Das Erasmus-Forschungsprojekt CMinaR ist mit einer zweitägigen Auftaktveranstaltung in die Umsetzung gestartet. In CMinaR entwickeln sechs europäische Länder gemeinsam Studien- und Weiterbildungsinhalte für die spezifische Bildungs- und Berufsberatung für Geflüchtete. Noch existiert keine Internetpräsenz. Demnächst wird aber die Adresse www.CMinaR.EU freigeschaltet. (siehe auch im Bereich Expertisen)

 

 

19. August 2016

HdBA lehrt Beratung für Geflüchtete

 Die Zuwanderungspolitik hat gelernt: Deutschland möchte Geflüchtete mit Bleibeperspektive möglichst schnell in Ausbildung und Arbeit integrieren. Damit das gelingt, braucht es auch gut vorbereitete Beraterinnen und Berater in den Agenturen für Arbeit und Jobcentern. In einer intensiven Studienwoche zur „Beschäftigungsorientierten Beratung für Geflüchtete" wurden deshalb jetzt erstmals Studierende mit spezifischen Themen für diese anspruchsvolle Aufgabe vertraut gemacht. Auf dem Lehrplan standen Themen wie die Bildungssysteme in Eritrea und Syrien, Möglichkeiten der Visualisierung in der Beratung oder der Einsatz von Dolmetscherdiensten bis hin zum Verfahren und zur Finanzierung der Anerkennung ausländischer Bildungsabschlüsse. Basis für diese Lehrveranstaltung war ein Themenkanon, den HdBA-Dozent Karl-Heinz P. Kohn in einer Delphi-Studie für das Netzwerk IQ schon 2011 vorgelegt hatte. Mitwirkende Dozenten waren sowohl Praktiker wie Führungskräfte aus der Bundesagentur für Arbeit, aber auch Mitarbeiter des IQ-Netzwerks und ein syrischer Konfliktforscher.
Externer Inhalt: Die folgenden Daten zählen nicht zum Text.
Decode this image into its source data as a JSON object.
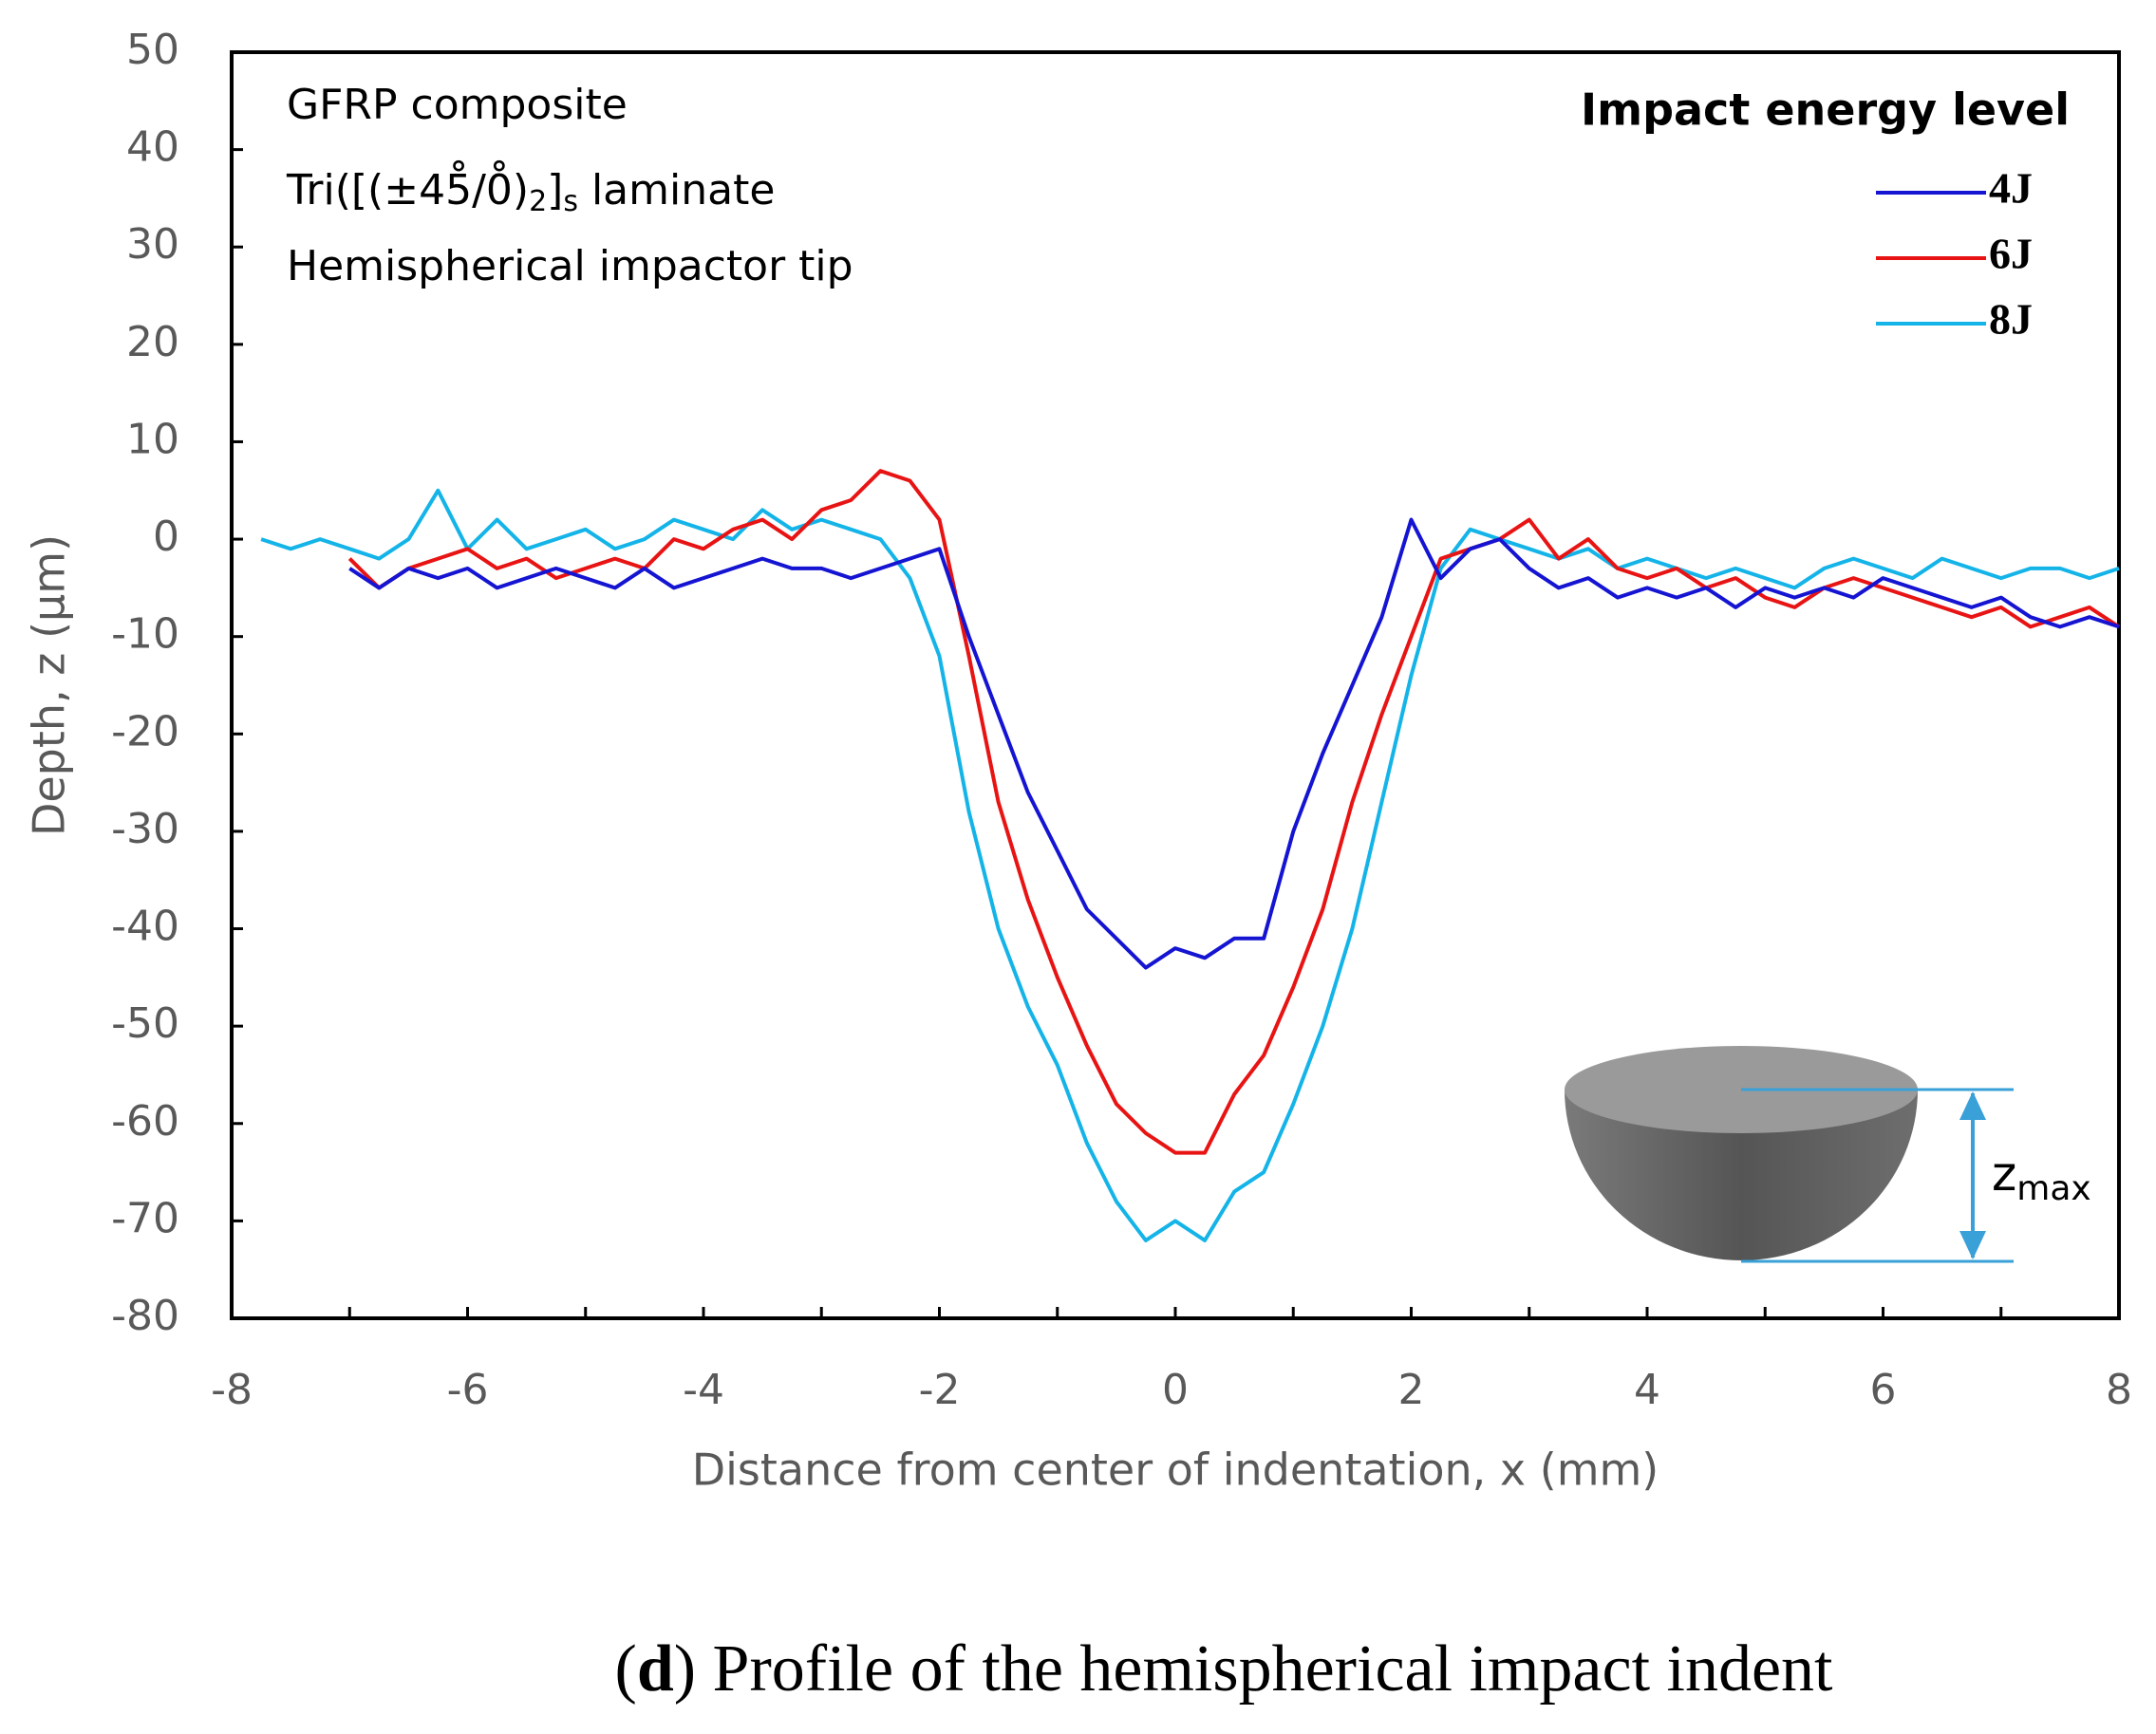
{
  "chart_data": {
    "type": "line",
    "annotations": [
      "GFRP composite",
      "Hemispherical impactor tip"
    ],
    "laminate": {
      "pre": "Tri([(±45̊/0̊)",
      "sub": "2",
      "mid": "]",
      "sub2": "s",
      "post": " laminate"
    },
    "legend_title": "Impact energy level",
    "xlabel": "Distance from center of indentation, x (mm)",
    "ylabel": "Depth, z (µm)",
    "inset_label": {
      "main": "z",
      "sub": "max"
    },
    "caption": {
      "open": "(",
      "letter": "d",
      "rest": ") Profile of the hemispherical impact indent"
    },
    "xlim": [
      -8,
      8
    ],
    "ylim": [
      -80,
      50
    ],
    "xticks": [
      -8,
      -6,
      -4,
      -2,
      0,
      2,
      4,
      6,
      8
    ],
    "xminorticks": [
      -7,
      -5,
      -3,
      -1,
      1,
      3,
      5,
      7
    ],
    "yticks": [
      50,
      40,
      30,
      20,
      10,
      0,
      -10,
      -20,
      -30,
      -40,
      -50,
      -60,
      -70,
      -80
    ],
    "legend": "upper right",
    "x": [
      -7.75,
      -7.5,
      -7.25,
      -7,
      -6.75,
      -6.5,
      -6.25,
      -6,
      -5.75,
      -5.5,
      -5.25,
      -5,
      -4.75,
      -4.5,
      -4.25,
      -4,
      -3.75,
      -3.5,
      -3.25,
      -3,
      -2.75,
      -2.5,
      -2.25,
      -2,
      -1.75,
      -1.5,
      -1.25,
      -1,
      -0.75,
      -0.5,
      -0.25,
      0,
      0.25,
      0.5,
      0.75,
      1,
      1.25,
      1.5,
      1.75,
      2,
      2.25,
      2.5,
      2.75,
      3,
      3.25,
      3.5,
      3.75,
      4,
      4.25,
      4.5,
      4.75,
      5,
      5.25,
      5.5,
      5.75,
      6,
      6.25,
      6.5,
      6.75,
      7,
      7.25,
      7.5,
      7.75,
      8
    ],
    "series": [
      {
        "name": "4J",
        "color": "#1414d2",
        "values": [
          null,
          null,
          null,
          -3,
          -5,
          -3,
          -4,
          -3,
          -5,
          -4,
          -3,
          -4,
          -5,
          -3,
          -5,
          -4,
          -3,
          -2,
          -3,
          -3,
          -4,
          -3,
          -2,
          -1,
          -10,
          -18,
          -26,
          -32,
          -38,
          -41,
          -44,
          -42,
          -43,
          -41,
          -41,
          -30,
          -22,
          -15,
          -8,
          2,
          -4,
          -1,
          0,
          -3,
          -5,
          -4,
          -6,
          -5,
          -6,
          -5,
          -7,
          -5,
          -6,
          -5,
          -6,
          -4,
          -5,
          -6,
          -7,
          -6,
          -8,
          -9,
          -8,
          -9
        ]
      },
      {
        "name": "6J",
        "color": "#e81414",
        "values": [
          null,
          null,
          null,
          -2,
          -5,
          -3,
          -2,
          -1,
          -3,
          -2,
          -4,
          -3,
          -2,
          -3,
          0,
          -1,
          1,
          2,
          0,
          3,
          4,
          7,
          6,
          2,
          -12,
          -27,
          -37,
          -45,
          -52,
          -58,
          -61,
          -63,
          -63,
          -57,
          -53,
          -46,
          -38,
          -27,
          -18,
          -10,
          -2,
          -1,
          0,
          2,
          -2,
          0,
          -3,
          -4,
          -3,
          -5,
          -4,
          -6,
          -7,
          -5,
          -4,
          -5,
          -6,
          -7,
          -8,
          -7,
          -9,
          -8,
          -7,
          -9
        ]
      },
      {
        "name": "8J",
        "color": "#14b4e8",
        "values": [
          0,
          -1,
          0,
          -1,
          -2,
          0,
          5,
          -1,
          2,
          -1,
          0,
          1,
          -1,
          0,
          2,
          1,
          0,
          3,
          1,
          2,
          1,
          0,
          -4,
          -12,
          -28,
          -40,
          -48,
          -54,
          -62,
          -68,
          -72,
          -70,
          -72,
          -67,
          -65,
          -58,
          -50,
          -40,
          -27,
          -14,
          -3,
          1,
          0,
          -1,
          -2,
          -1,
          -3,
          -2,
          -3,
          -4,
          -3,
          -4,
          -5,
          -3,
          -2,
          -3,
          -4,
          -2,
          -3,
          -4,
          -3,
          -3,
          -4,
          -3
        ]
      }
    ]
  }
}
Fortsetzung wird dieses Pilotprojekt in regelmäßigen Lehrveranstaltungen an der Hochschule der Bundesagentur für Arbeit finden. Dann sollen auch Themen wie der Umgang mit Traumatisierungserfahrungen oder Methoden der Kompetenzbilanzierung für Geflüchtete behandelt werden. In einem von der Europäischen Union geförderten Forschungsprojekt wird die HdBA entsprechende akademische Lehrinhalte auch im Verbund mit anderen europäischen Ländern entwickeln. Damit will die HdBA die Beratungsdienste der Bundesagentur bei ihrer neuen Aufgabe fundiert unterstützen und dazu beitragen, dass die Integration von Geflüchteten in Ausbildung und Arbeit zur gemeinsamen europäischen Sache werden kann.

Der Anteil der HdBA-Studierenden, die sich inhaltlich auf die Beratung von Geflüchteten vorbereitet fühlten, wuchs von 10,8 % vor der Studienwoche auf 69,5 % am Ende dieser Pilotveranstaltung.